A number of experiments were conducted to minimize the formation of byproduct 27 arising from premature quenching of the coupled radical.¹² Removal of i-Pr₂EtN, which was expected to minimize amine-mediated reduction of intermediate ‘A’ to its corresponding enolate,^7b reduced formation of byproduct 27 (entry 2). However, as intermediate ‘A’ can also be quenched by hydrogen-atom transfer from the Hantzsch ester,^7b this pathway also needed attenuation. Employing 4,4-dideuterio Hantzsch ester in the absence of i-Pr₂EtN (entry 3), which was expected to minimize hydrogen-atom transfer to the initially generated coupled radical, significantly decreased the formation of product 27, increasing the combined yield of ACF products 25 and 26 to 70% yield. Attempts thus far to improve the ratio of epimeric products 25/26 have been less successful.¹² This ratio was slightly improved in reactions conducted in acetonitrile (entry 4), allowing product 25 to be formed in 28% yield (by ¹H NMR with internal standard) and isolated in 27% yield.

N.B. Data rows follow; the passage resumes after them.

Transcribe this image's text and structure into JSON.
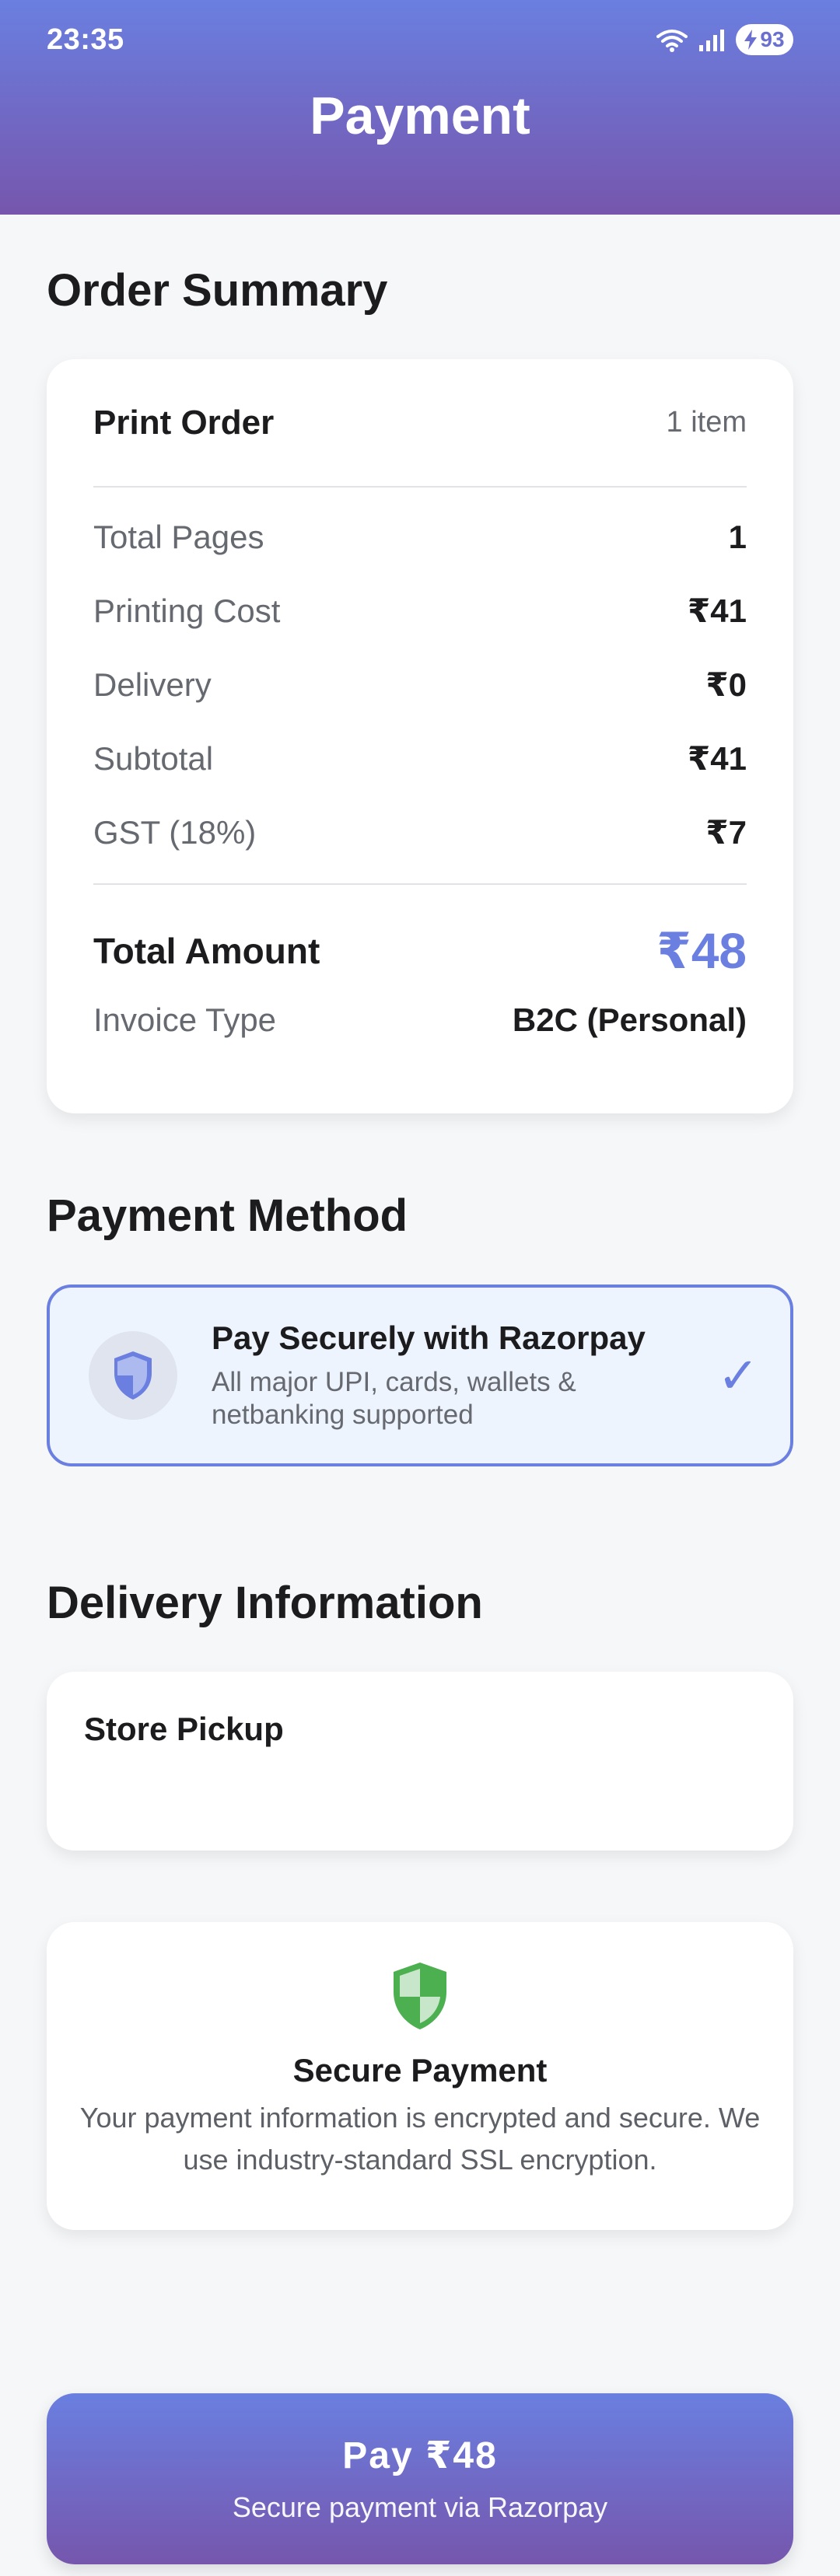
{
  "status_bar": {
    "time": "23:35",
    "battery": "93"
  },
  "header": {
    "title": "Payment"
  },
  "order_summary": {
    "section_title": "Order Summary",
    "order_name": "Print Order",
    "item_count": "1 item",
    "rows": [
      {
        "label": "Total Pages",
        "value": "1"
      },
      {
        "label": "Printing Cost",
        "value": "₹41"
      },
      {
        "label": "Delivery",
        "value": "₹0"
      },
      {
        "label": "Subtotal",
        "value": "₹41"
      },
      {
        "label": "GST (18%)",
        "value": "₹7"
      }
    ],
    "total_label": "Total Amount",
    "total_value": "₹48",
    "invoice_label": "Invoice Type",
    "invoice_value": "B2C (Personal)"
  },
  "payment_method": {
    "section_title": "Payment Method",
    "title": "Pay Securely with Razorpay",
    "subtitle": "All major UPI, cards, wallets & netbanking supported",
    "selected": true,
    "icon": "shield-icon"
  },
  "delivery": {
    "section_title": "Delivery Information",
    "method": "Store Pickup"
  },
  "secure_info": {
    "title": "Secure Payment",
    "description": "Your payment information is encrypted and secure. We use industry-standard SSL encryption.",
    "icon": "shield-icon"
  },
  "pay_button": {
    "label": "Pay ₹48",
    "sublabel": "Secure payment via Razorpay"
  },
  "colors": {
    "accent": "#6a7fe0",
    "gradient_end": "#7656ad",
    "secure_green": "#4caf50"
  }
}
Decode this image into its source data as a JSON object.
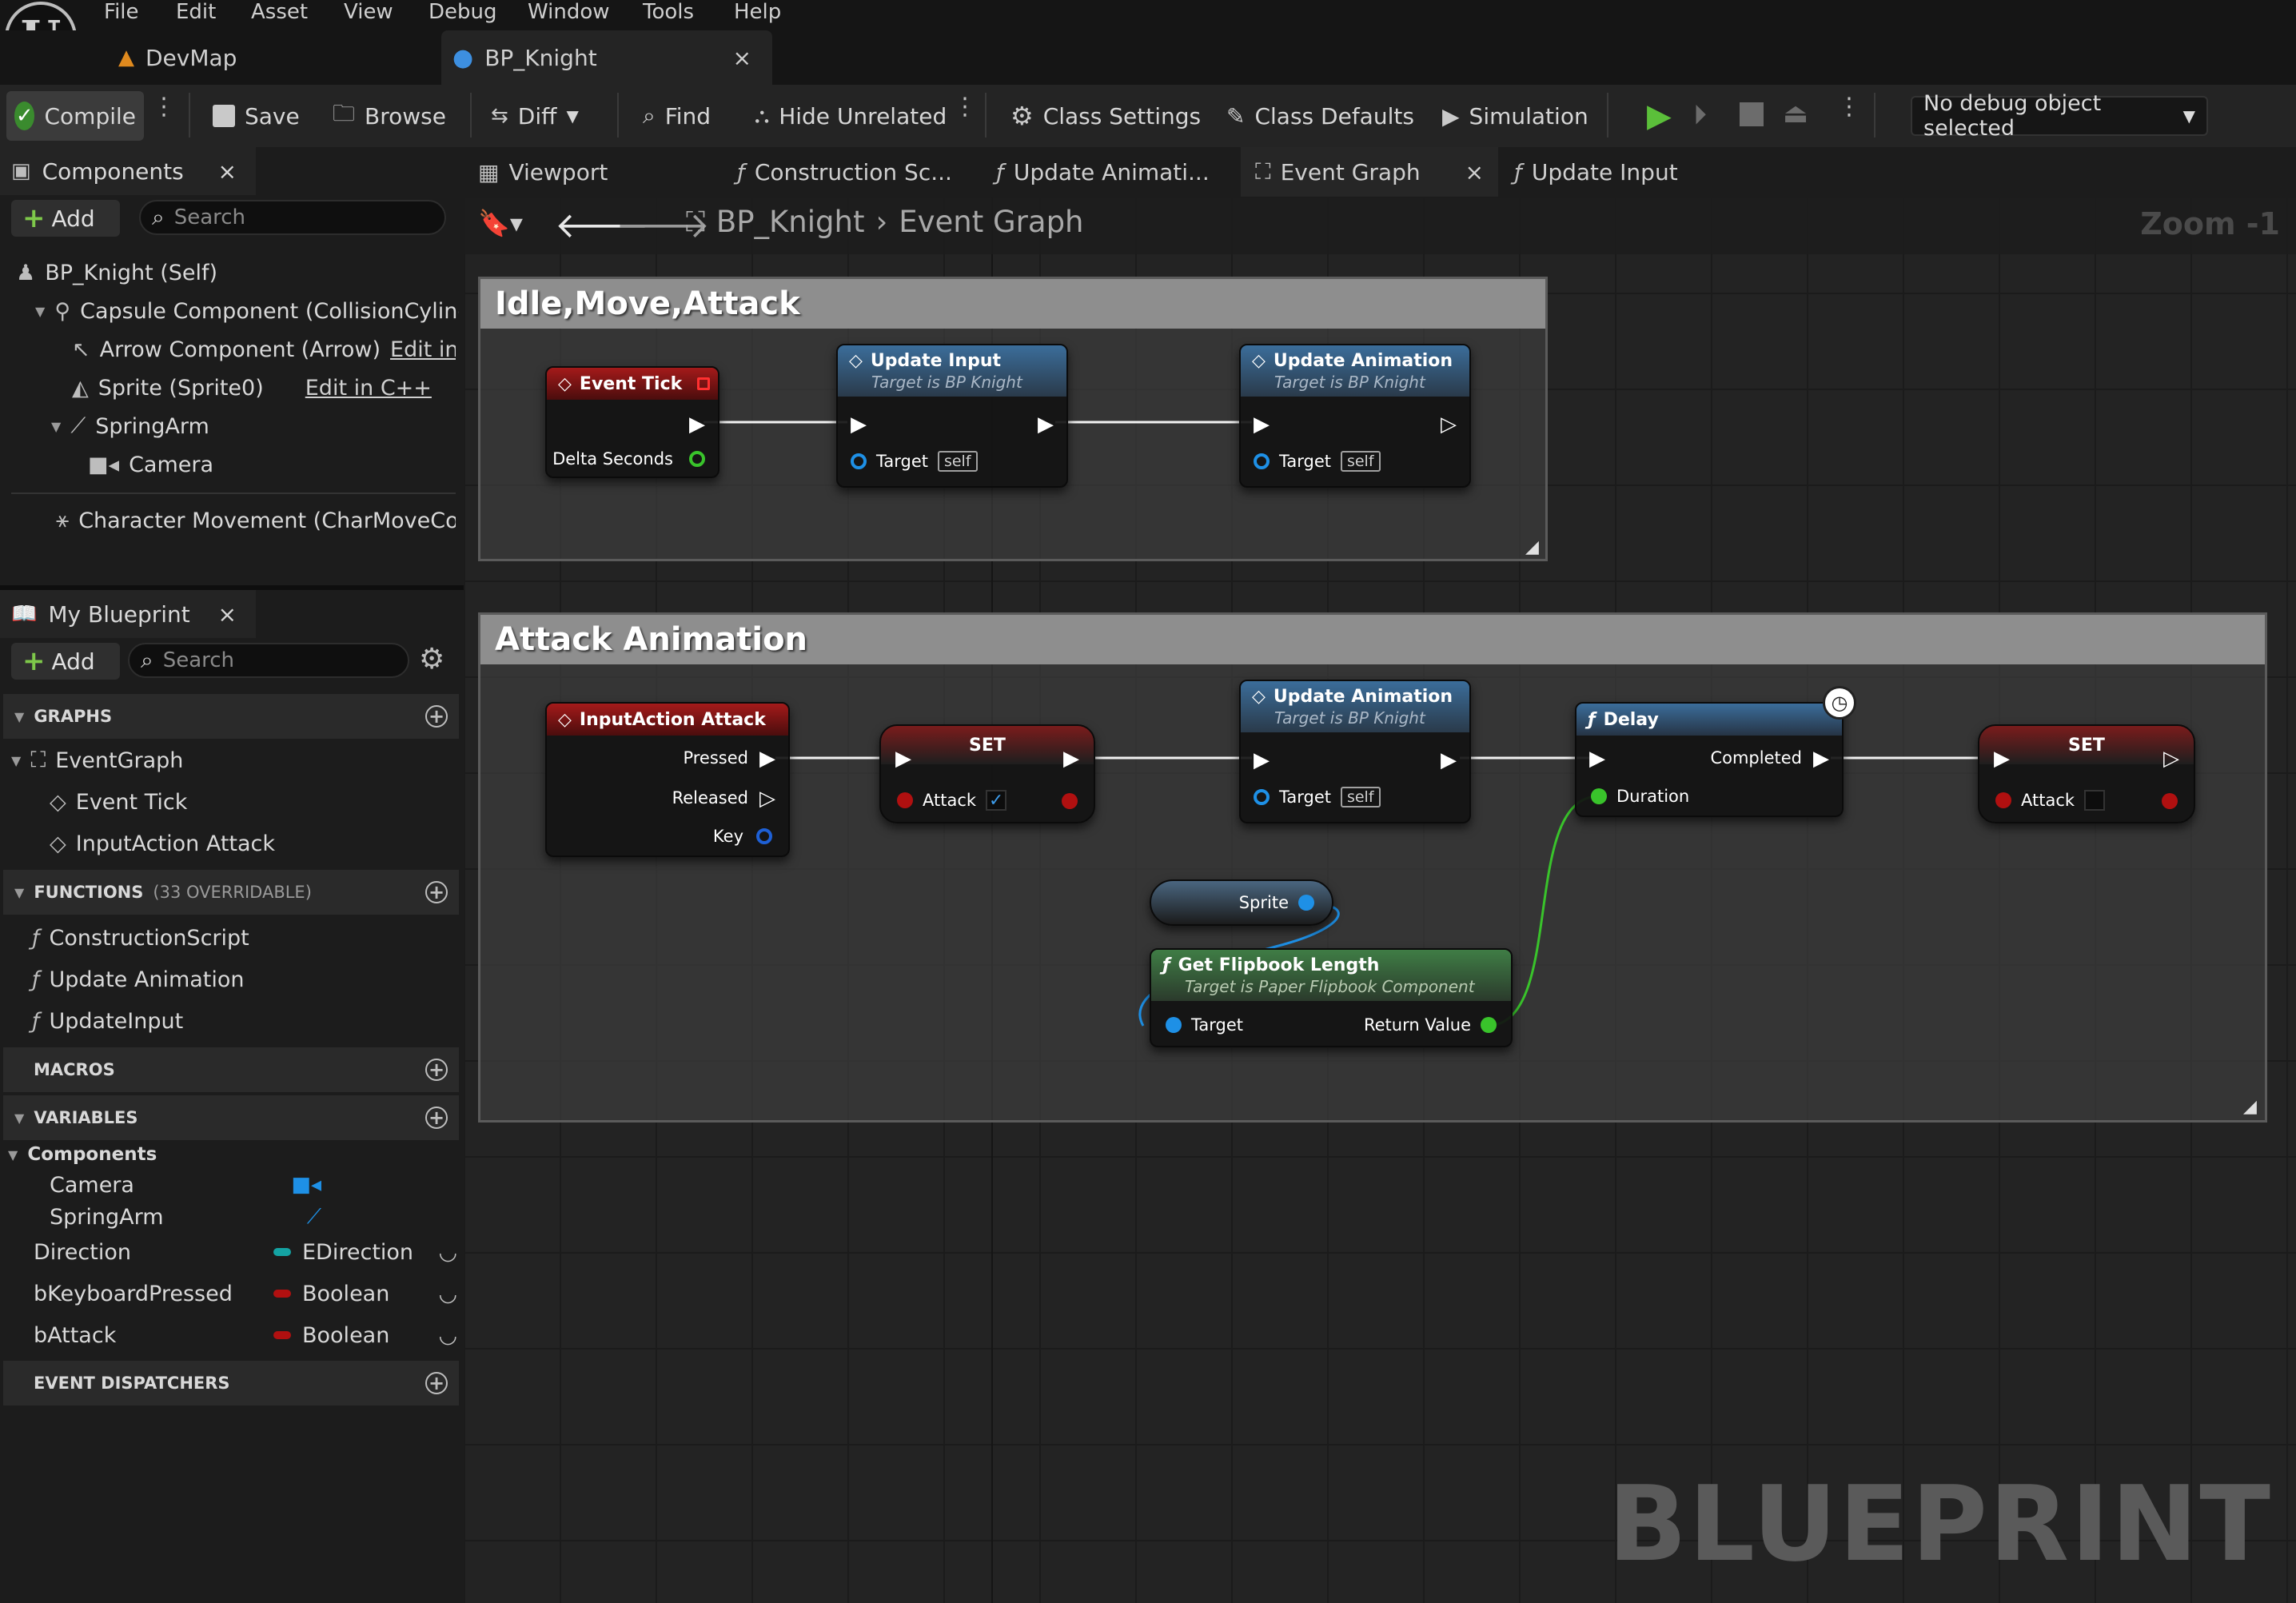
{
  "menu": [
    "File",
    "Edit",
    "Asset",
    "View",
    "Debug",
    "Window",
    "Tools",
    "Help"
  ],
  "doc_tabs": [
    {
      "label": "DevMap"
    },
    {
      "label": "BP_Knight",
      "close": "×"
    }
  ],
  "toolbar": {
    "compile": "Compile",
    "save": "Save",
    "browse": "Browse",
    "diff": "Diff",
    "find": "Find",
    "hide_unrelated": "Hide Unrelated",
    "class_settings": "Class Settings",
    "class_defaults": "Class Defaults",
    "simulation": "Simulation",
    "debug_select": "No debug object selected"
  },
  "components_panel": {
    "title": "Components",
    "close": "×",
    "add": "Add",
    "search_placeholder": "Search",
    "items": [
      {
        "label": "BP_Knight (Self)",
        "edit": ""
      },
      {
        "label": "Capsule Component (CollisionCylinde",
        "edit": ""
      },
      {
        "label": "Arrow Component (Arrow)",
        "edit": "Edit in C"
      },
      {
        "label": "Sprite (Sprite0)",
        "edit": "Edit in C++"
      },
      {
        "label": "SpringArm",
        "edit": ""
      },
      {
        "label": "Camera",
        "edit": ""
      },
      {
        "label": "Character Movement (CharMoveComp",
        "edit": ""
      }
    ]
  },
  "my_blueprint": {
    "title": "My Blueprint",
    "close": "×",
    "add": "Add",
    "search_placeholder": "Search",
    "graphs_header": "GRAPHS",
    "graphs": [
      "EventGraph",
      "Event Tick",
      "InputAction Attack"
    ],
    "functions_header": "FUNCTIONS",
    "functions_note": "(33 OVERRIDABLE)",
    "functions": [
      "ConstructionScript",
      "Update Animation",
      "UpdateInput"
    ],
    "macros_header": "MACROS",
    "variables_header": "VARIABLES",
    "components_group": "Components",
    "component_vars": [
      "Camera",
      "SpringArm"
    ],
    "variables": [
      {
        "name": "Direction",
        "type": "EDirection",
        "color": "#14a3a3"
      },
      {
        "name": "bKeyboardPressed",
        "type": "Boolean",
        "color": "#b01010"
      },
      {
        "name": "bAttack",
        "type": "Boolean",
        "color": "#b01010"
      }
    ],
    "dispatchers_header": "EVENT DISPATCHERS"
  },
  "graph_tabs": [
    {
      "label": "Viewport"
    },
    {
      "label": "Construction Sc..."
    },
    {
      "label": "Update Animati..."
    },
    {
      "label": "Event Graph",
      "close": "×"
    },
    {
      "label": "Update Input"
    }
  ],
  "breadcrumb": {
    "root": "BP_Knight",
    "current": "Event Graph"
  },
  "zoom": "Zoom -1",
  "watermark": "BLUEPRINT",
  "comments": [
    {
      "title": "Idle,Move,Attack"
    },
    {
      "title": "Attack Animation"
    }
  ],
  "nodes": {
    "event_tick": {
      "title": "Event Tick",
      "pin": "Delta Seconds"
    },
    "update_input": {
      "title": "Update Input",
      "sub": "Target is BP Knight",
      "pin": "Target",
      "self": "self"
    },
    "update_anim_1": {
      "title": "Update Animation",
      "sub": "Target is BP Knight",
      "pin": "Target",
      "self": "self"
    },
    "input_attack": {
      "title": "InputAction Attack",
      "pressed": "Pressed",
      "released": "Released",
      "key": "Key"
    },
    "set_1": {
      "title": "SET",
      "pin": "Attack"
    },
    "update_anim_2": {
      "title": "Update Animation",
      "sub": "Target is BP Knight",
      "pin": "Target",
      "self": "self"
    },
    "delay": {
      "title": "Delay",
      "completed": "Completed",
      "duration": "Duration"
    },
    "set_2": {
      "title": "SET",
      "pin": "Attack"
    },
    "sprite": {
      "title": "Sprite"
    },
    "flipbook": {
      "title": "Get Flipbook Length",
      "sub": "Target is Paper Flipbook Component",
      "target": "Target",
      "ret": "Return Value"
    }
  },
  "colors": {
    "accent_green": "#5bbf3a",
    "exec": "#ffffff",
    "bool_pin": "#b01010",
    "object_pin": "#1e90e6",
    "float_pin": "#39c32b"
  }
}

As summarized in Scheme 4, cascade product 25 was readily transformed to (−)-chromodorolide B (1). Reduction of the lactone carbonyl of 25 with (i-Bu)₂AlH at −78 °C and in situ acetylation with Ac₂O and DMAP afforded the acetoxy acetal as a single epimer at C-15. ¹H NOE correlations between the C-17 and C-15 methine hydrogens revealed that the acetoxy group was oriented α.²⁵ Following removal of the benzyl protecting group, the trisubstituted double bond was hydrogenated selectively (dr > 20:1) from the face opposite the angular methyl group to yield product 29 in 68% overall yield from 25. Without purifying subsequent intermediates, 29 was oxidized to carboxylic acid 30, which upon exposure to 4 M HCl in THF at room temperature underwent acetonide deprotection and lactonization to form lactol 31. Exhaustive acetylation of this triol gave (−)-chromodorolide B (1), [α]_D = −66.8 (c = 0.12, CH₂Cl₂), in 49% overall yield from intermediate 29. This product showed ¹H and ¹³C NMR data and optical rotation in close accord to those reported for a natural sample.^1b,c In addition, synthetic 1 provided single crystals, which allowed the structure of chromodorolide B to be unambiguously confirmed by X-ray analysis.^20c

Scheme 4.

In summary, the enantioselective total synthesis of (−)-chromodorolide B (1) was completed in 21 steps and 1.2% overall yield from commercially available enedione 15. An unprecedented photoredox radical cascade reaction allowed butenolide and trans-hydrindane fragments to be combined while forming two C–C bonds and stereoselectively creating three of the ten contiguous stereocenters of 1. As with almost all first total syntheses of a unique and structurally complex natural product, several aspects of the synthetic route can be improved upon. Towards this end, our current efforts focus on discovering the origins of diastereoselectivity of both Csp³–Csp³ bond-forming steps in the radical cascade and improving the diastereoselectivity of the 5-exo cyclization step.